A swift glance a PR job sites such as The Guardian, PR Week and Marketing Week will tell you that a good in house PR person isn’t cheap either. That’s before you add to their salary national insurance, pension and other perks. Plus if you are going the in-house route you will also need to buy in resources for them to use such as media monitoring services from companies such as Cision, plus media database tools like Gorkana. Suddenly the cost of a PR agency doesn’t seem such a big part of the equation.
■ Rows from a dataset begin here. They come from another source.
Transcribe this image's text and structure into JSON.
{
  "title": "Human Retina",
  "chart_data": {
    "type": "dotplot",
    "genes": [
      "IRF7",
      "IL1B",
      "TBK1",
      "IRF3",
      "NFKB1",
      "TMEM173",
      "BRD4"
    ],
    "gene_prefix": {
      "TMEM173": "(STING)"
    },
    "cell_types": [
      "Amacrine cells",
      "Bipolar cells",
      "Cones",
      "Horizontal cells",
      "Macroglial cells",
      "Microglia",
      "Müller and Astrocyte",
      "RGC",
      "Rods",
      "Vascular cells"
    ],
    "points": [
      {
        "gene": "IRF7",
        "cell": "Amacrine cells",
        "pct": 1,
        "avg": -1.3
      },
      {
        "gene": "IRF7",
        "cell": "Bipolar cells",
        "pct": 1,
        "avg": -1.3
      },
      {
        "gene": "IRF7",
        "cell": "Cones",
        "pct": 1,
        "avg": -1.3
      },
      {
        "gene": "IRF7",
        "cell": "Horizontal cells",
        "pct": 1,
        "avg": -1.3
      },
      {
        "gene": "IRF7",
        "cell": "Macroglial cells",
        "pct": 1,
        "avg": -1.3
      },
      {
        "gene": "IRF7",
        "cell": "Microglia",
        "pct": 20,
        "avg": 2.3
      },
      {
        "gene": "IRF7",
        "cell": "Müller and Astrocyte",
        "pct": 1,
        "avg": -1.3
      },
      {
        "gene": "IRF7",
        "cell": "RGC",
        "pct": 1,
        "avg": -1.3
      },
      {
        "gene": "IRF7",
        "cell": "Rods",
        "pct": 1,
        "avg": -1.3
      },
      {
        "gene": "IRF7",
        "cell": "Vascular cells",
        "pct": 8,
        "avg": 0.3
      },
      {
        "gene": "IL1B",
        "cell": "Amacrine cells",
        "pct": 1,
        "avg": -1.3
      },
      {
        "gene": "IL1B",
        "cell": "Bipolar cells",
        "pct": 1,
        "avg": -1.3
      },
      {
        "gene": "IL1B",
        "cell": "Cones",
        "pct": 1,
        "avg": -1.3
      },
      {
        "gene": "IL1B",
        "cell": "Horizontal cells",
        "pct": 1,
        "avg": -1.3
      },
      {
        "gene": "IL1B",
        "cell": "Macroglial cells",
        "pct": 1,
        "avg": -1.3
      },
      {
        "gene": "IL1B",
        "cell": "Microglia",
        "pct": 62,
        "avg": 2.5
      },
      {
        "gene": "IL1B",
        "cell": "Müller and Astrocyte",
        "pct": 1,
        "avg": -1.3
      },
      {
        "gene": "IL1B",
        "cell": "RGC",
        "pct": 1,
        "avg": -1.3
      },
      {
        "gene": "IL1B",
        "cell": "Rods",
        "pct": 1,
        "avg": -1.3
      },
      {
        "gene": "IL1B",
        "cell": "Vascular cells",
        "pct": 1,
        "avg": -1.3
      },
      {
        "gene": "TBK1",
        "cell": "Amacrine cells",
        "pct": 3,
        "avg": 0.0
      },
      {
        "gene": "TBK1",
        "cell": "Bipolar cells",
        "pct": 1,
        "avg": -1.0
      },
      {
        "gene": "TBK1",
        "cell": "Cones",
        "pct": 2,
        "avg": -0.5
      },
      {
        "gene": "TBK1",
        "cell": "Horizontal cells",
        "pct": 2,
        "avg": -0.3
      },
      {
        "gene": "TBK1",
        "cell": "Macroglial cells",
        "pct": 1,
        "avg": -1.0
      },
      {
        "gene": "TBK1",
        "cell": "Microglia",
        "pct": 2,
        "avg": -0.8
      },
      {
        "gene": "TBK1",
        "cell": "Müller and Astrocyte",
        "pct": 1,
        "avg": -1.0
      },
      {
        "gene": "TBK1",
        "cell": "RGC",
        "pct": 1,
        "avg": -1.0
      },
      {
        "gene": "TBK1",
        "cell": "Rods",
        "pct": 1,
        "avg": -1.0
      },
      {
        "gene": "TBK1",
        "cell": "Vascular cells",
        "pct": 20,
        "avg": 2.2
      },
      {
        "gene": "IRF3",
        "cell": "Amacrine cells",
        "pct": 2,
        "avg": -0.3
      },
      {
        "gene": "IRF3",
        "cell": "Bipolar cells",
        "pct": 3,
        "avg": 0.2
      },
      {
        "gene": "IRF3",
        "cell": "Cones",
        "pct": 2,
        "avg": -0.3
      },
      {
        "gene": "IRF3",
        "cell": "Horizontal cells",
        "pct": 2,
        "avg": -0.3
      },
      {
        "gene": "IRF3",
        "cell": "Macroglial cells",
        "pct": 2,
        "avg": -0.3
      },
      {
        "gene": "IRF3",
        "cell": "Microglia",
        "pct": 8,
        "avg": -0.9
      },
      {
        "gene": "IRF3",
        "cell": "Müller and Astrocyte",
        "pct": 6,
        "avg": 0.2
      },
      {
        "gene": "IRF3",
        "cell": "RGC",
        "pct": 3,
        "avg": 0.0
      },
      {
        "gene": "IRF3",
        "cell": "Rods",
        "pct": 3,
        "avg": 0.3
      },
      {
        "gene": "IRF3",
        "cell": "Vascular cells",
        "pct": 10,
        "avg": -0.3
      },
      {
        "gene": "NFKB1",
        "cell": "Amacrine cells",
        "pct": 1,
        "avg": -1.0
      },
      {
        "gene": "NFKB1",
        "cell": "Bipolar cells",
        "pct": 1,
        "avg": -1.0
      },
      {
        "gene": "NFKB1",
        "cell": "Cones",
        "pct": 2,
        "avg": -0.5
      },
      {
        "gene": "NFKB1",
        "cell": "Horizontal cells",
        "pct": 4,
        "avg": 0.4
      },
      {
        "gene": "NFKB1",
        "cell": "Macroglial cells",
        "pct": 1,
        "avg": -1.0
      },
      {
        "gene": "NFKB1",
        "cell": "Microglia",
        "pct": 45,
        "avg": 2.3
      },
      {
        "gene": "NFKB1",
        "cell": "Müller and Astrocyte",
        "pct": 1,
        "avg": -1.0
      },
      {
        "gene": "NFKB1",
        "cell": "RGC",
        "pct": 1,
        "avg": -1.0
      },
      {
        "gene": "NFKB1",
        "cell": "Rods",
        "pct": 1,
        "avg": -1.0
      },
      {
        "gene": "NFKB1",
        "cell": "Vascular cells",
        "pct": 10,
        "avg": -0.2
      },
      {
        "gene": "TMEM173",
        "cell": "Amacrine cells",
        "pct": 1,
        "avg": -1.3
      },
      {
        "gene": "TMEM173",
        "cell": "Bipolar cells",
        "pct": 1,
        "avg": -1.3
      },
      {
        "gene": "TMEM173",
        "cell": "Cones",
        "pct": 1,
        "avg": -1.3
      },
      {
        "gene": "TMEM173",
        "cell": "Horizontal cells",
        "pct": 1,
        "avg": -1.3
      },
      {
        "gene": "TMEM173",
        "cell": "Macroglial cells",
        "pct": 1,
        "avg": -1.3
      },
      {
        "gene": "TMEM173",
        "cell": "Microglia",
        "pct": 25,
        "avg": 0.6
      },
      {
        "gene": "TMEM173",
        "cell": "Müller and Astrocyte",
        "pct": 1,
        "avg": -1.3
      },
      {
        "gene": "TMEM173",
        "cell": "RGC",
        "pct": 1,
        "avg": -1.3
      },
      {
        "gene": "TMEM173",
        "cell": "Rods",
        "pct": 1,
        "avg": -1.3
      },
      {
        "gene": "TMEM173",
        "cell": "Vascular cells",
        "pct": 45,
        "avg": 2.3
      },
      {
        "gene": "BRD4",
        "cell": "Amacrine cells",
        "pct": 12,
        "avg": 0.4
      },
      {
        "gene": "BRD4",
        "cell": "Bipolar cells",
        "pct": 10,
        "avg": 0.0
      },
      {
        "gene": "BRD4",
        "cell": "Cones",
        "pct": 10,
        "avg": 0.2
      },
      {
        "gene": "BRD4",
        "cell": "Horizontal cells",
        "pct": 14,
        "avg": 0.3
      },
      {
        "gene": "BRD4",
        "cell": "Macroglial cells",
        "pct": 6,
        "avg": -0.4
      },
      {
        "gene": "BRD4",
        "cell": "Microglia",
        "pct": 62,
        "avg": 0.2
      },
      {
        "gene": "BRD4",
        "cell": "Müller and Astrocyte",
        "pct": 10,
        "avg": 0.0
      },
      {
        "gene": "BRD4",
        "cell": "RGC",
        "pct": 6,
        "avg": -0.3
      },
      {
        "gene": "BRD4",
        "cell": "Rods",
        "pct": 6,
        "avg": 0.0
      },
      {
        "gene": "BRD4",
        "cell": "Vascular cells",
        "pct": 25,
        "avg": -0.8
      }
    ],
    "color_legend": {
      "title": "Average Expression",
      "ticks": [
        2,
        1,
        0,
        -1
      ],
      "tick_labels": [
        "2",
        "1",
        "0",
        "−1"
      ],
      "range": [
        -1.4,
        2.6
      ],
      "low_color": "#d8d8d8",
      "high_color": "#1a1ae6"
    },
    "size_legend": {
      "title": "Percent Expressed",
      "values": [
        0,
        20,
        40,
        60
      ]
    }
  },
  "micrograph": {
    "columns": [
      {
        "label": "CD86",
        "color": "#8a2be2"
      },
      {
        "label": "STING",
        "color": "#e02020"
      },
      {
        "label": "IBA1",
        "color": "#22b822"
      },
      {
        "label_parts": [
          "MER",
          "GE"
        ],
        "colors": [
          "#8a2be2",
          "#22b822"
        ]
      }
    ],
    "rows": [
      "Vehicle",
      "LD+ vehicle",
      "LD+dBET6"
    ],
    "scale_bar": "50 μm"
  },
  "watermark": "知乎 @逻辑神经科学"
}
Of course, we are not discounting the internal PR route all together. There are plenty of great PR people working in companies, and we are by no means diminishing what they do. They are a tremendous asset. Indeed no agency can work in isolation; to be working at its peak a PR agency needs to be interacting with a person within the client company who ‘gets’ PR. Equally there are plenty of terrible PR agencies that don’t deliver and that don’t deserve your attention.
However, to simply view the PR Agency vs in-house debate as a matter of budget is to not understand the potential of a really great agency.